Compaction won't normally compact pages that are already THP sized so
you cannot see this normally because VM don't normally get migrated
over SHM/hugetlbfs with hard bindings while userfaults are in
progress.

Overall your patch looks more correct than current code so it's good
idea to apply and it should avoid surprises with the above corner
case if CONFIG_ARCH_ENABLE_THP_MIGRATION is set.

Worst case the process would hang in handle_userfault(), but it will
still respond fine to sigkill, so it's not concerning, but it should
be fixed nevertheless.

Reviewed-by: Andrea Arcangeli <aarcange@xxxxxxxxxx>

> us to implement PMD mapping copying in UFFDIO_COPY in the future?

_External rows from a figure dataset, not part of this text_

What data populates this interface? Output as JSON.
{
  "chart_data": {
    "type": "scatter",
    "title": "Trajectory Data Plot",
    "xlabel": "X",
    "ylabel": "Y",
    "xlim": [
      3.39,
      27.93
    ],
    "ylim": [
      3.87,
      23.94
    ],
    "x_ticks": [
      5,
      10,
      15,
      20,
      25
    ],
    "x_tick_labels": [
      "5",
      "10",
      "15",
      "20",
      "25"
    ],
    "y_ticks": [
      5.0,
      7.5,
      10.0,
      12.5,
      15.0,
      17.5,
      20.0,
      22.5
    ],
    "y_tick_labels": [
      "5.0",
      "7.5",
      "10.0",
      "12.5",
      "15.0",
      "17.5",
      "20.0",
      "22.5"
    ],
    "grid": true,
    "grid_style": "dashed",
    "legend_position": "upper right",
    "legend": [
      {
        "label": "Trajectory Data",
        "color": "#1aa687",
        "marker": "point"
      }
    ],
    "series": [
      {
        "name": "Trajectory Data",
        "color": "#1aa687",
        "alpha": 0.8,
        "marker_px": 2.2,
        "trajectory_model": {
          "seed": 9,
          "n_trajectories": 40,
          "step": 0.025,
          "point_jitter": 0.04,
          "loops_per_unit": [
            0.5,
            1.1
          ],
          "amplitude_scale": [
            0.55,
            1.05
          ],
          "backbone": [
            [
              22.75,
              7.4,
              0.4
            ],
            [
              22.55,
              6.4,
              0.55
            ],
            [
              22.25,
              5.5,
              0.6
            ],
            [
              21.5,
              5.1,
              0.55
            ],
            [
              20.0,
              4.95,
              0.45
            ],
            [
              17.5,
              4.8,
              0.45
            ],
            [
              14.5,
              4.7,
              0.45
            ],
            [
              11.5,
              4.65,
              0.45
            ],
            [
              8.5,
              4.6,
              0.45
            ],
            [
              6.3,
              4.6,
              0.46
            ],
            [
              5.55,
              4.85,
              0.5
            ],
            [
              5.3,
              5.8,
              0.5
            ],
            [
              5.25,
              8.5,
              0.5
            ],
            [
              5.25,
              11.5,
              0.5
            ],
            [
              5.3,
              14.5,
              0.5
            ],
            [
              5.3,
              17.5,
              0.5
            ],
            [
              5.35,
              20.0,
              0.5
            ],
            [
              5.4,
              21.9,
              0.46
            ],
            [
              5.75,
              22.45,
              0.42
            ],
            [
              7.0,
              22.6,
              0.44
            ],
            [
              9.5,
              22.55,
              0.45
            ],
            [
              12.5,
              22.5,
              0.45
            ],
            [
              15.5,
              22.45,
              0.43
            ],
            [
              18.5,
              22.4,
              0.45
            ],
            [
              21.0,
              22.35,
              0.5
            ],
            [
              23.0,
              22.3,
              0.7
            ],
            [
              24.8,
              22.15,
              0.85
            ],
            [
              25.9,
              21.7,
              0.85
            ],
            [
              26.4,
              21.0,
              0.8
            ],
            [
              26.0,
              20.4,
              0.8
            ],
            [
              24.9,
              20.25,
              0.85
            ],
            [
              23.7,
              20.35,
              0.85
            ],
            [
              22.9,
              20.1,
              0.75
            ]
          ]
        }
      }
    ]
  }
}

That's definitely good idea to add too. We don't have an userland
model for THP yet in QEMU (so it wouldn't be making a difference right
now), we have it for the hugetlbfs-only case though. It'd be nice to
add a THP model and to have an option to do the faults at 2M
granularity also on anon and SHM memory (not just with hugetlbfs).

With userfaults the granularity of the fault is entirely decided by
userland. The kernel can then map a THP directly into the destination
if the granularity userland uses is 2M. The 8k user fault granularity
would also be feasible on x86, but it won't provide any TLB benefits,
while the 2M granularity will (after the kernel optimization you're
asking about). So it should be an ideal faetu.

I tried to defer the complexity to the point it could provide a
runtime payoff and until we tested userfaults at 2M granularity we
wouldn't know for sure how it would behave. Now we run userfaults on
hugetlbfs in production and so by now know the latency of those 2M
transfers over network is acceptable and the live migration runs
slightly faster overall. All goes as expected at runtime, so in
principle the THP model with anon/SHM THP should be a good tradeoff
too. Note that it will only work well with the fastest network
bandwidth available. Legacy gigabit likely wants to stay at current 4k
granularity so the default should probably stick to 4k userfault
granularity to avoid having to deal with unexpected higher latencies.

Thanks,
Andrea